In a telephone interview Tuesday, Feinstein pledged $15 million over the next 10 years to the more than 150 Feinstein Leadership Schools in Rhode Island and nearby Massachusetts.

“If I’m not going to be around, I want to make sure it continues,” he said.

Feinstein is satisfied with the program bearing his name. He said students have performed tens of thousands of good deeds. Since starting the program 22 years ago, he estimates more than 200,000 students have been recognized as Feinstein Junior Scholars. He said these scholars and their schools have helped raise $2.5 billion in the campaign to fight hunger, which also carries his name.

Funding is to come from the Feinstein Foundation, which, depending on the market, Feinstein said is about $35 million. Asked how he could fulfill his pledge, not knowing what the foundation might do in years to come, Feinstein said his son and daughter are key board members and he is sure they would follow his wishes.

Feinstein said amounts going annually to Feinstein Leadership Schools vary depending on the programs with which they get involved. As part of annual food drives, the foundation gives $1 for every can of food donated, up to $1,000 per school.

Feinstein estimates about half of the state’s public and parochial elementary schools are Feinstein schools.

Feinstein has developed somewhat of a celebrity status among students. Often during the academic year, he’ll visit schools, addressing auditoriums and all-purpose rooms filled with students and anxious to be recognized by him. In a visit to Aldrich Junior High School last September, he appeared in a gold zipper jacket to shouts of “we love you” from some seventh-graders.

Feinstein, who told students that they have the power to put smiles on people’s faces and “there’s nothing more powerful,” presented the school with $10,000 that Principal John Livsey said would be used for the school’s A program. The As stress positives and asks students to “Always be respectful; Always put forth your best effort; Always have integrity and Always take responsibility.”

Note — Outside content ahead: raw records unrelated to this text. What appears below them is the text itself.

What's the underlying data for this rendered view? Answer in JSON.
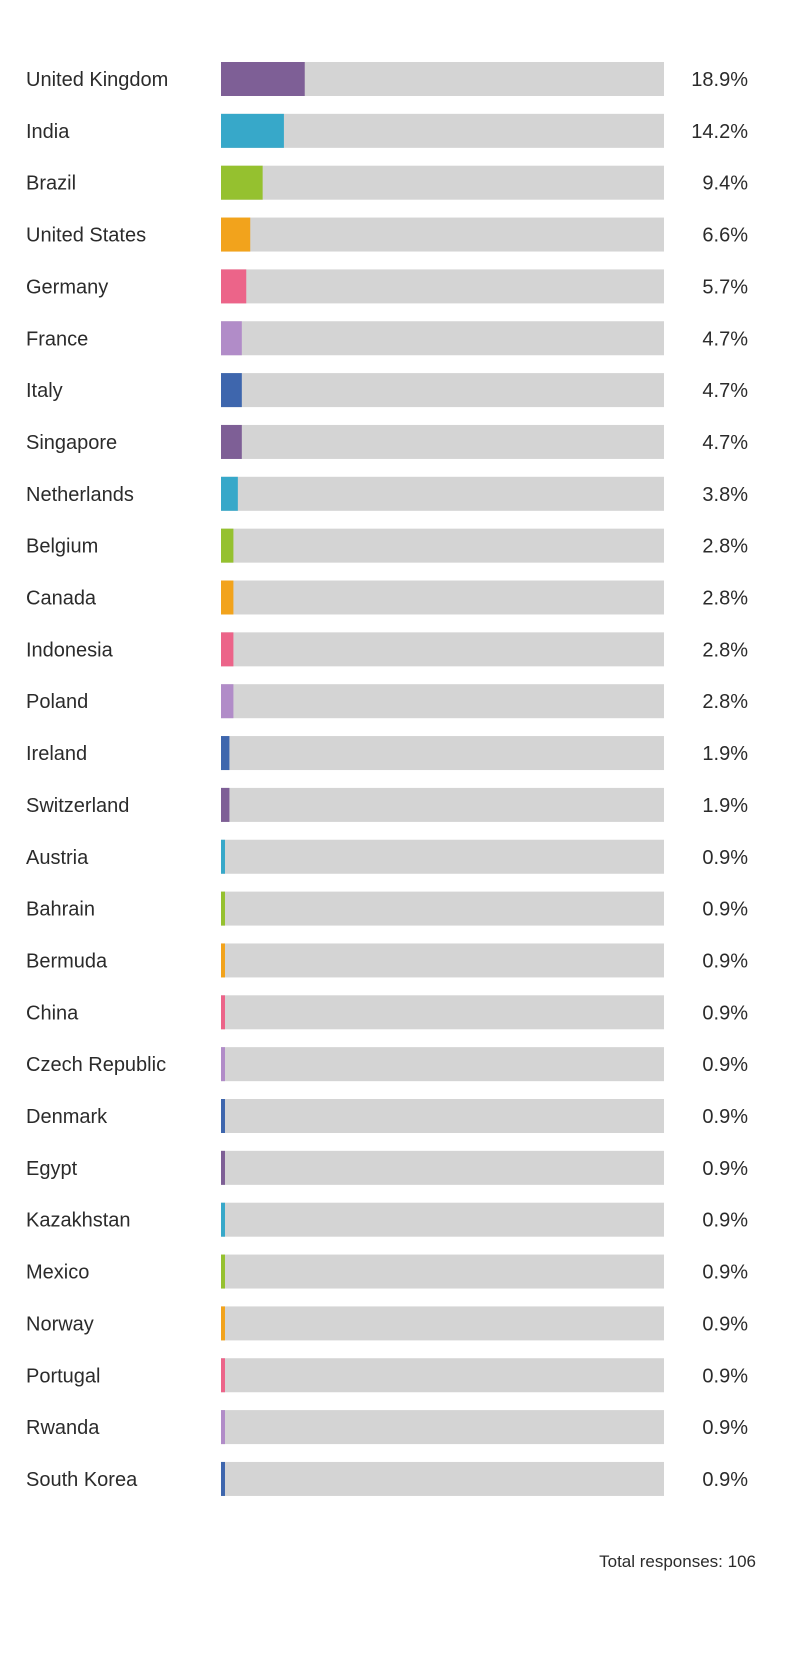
{
  "chart_data": {
    "type": "bar",
    "orientation": "horizontal",
    "xlim": [
      0,
      100
    ],
    "track_color": "#d4d4d4",
    "palette": [
      "#7e5f96",
      "#37a8c9",
      "#95c12f",
      "#f2a31c",
      "#ec6489",
      "#b18cc8",
      "#3e66ad"
    ],
    "categories": [
      "United Kingdom",
      "India",
      "Brazil",
      "United States",
      "Germany",
      "France",
      "Italy",
      "Singapore",
      "Netherlands",
      "Belgium",
      "Canada",
      "Indonesia",
      "Poland",
      "Ireland",
      "Switzerland",
      "Austria",
      "Bahrain",
      "Bermuda",
      "China",
      "Czech Republic",
      "Denmark",
      "Egypt",
      "Kazakhstan",
      "Mexico",
      "Norway",
      "Portugal",
      "Rwanda",
      "South Korea"
    ],
    "values": [
      18.9,
      14.2,
      9.4,
      6.6,
      5.7,
      4.7,
      4.7,
      4.7,
      3.8,
      2.8,
      2.8,
      2.8,
      2.8,
      1.9,
      1.9,
      0.9,
      0.9,
      0.9,
      0.9,
      0.9,
      0.9,
      0.9,
      0.9,
      0.9,
      0.9,
      0.9,
      0.9,
      0.9
    ],
    "value_labels": [
      "18.9%",
      "14.2%",
      "9.4%",
      "6.6%",
      "5.7%",
      "4.7%",
      "4.7%",
      "4.7%",
      "3.8%",
      "2.8%",
      "2.8%",
      "2.8%",
      "2.8%",
      "1.9%",
      "1.9%",
      "0.9%",
      "0.9%",
      "0.9%",
      "0.9%",
      "0.9%",
      "0.9%",
      "0.9%",
      "0.9%",
      "0.9%",
      "0.9%",
      "0.9%",
      "0.9%",
      "0.9%"
    ]
  },
  "footer": {
    "total_label": "Total responses: 106"
  }
}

Following his visit to Aldrich, Feinstein stopped at Wyman Elementary School where he also brought his message to reward others with good deeds. He gave the school $2,000.

Feinstein’s efforts to fight hunger started in 1997 with a $1 million food challenge to Rotary International. He matched up to $1 million raised by Rotary. He went on to found the Feinstein Center for a Hunger Free America at the University of Rhode Island and claims through the challenge process to have helped organizations fighting hunger raise an estimated $2.5 billion.

In a statement released by the foundation, Feinstein says the $1.5 million to be given each year for the next 10 years is “to be used solely at the discretion of the [Feinstein schools’] principals for the betterment of their students.”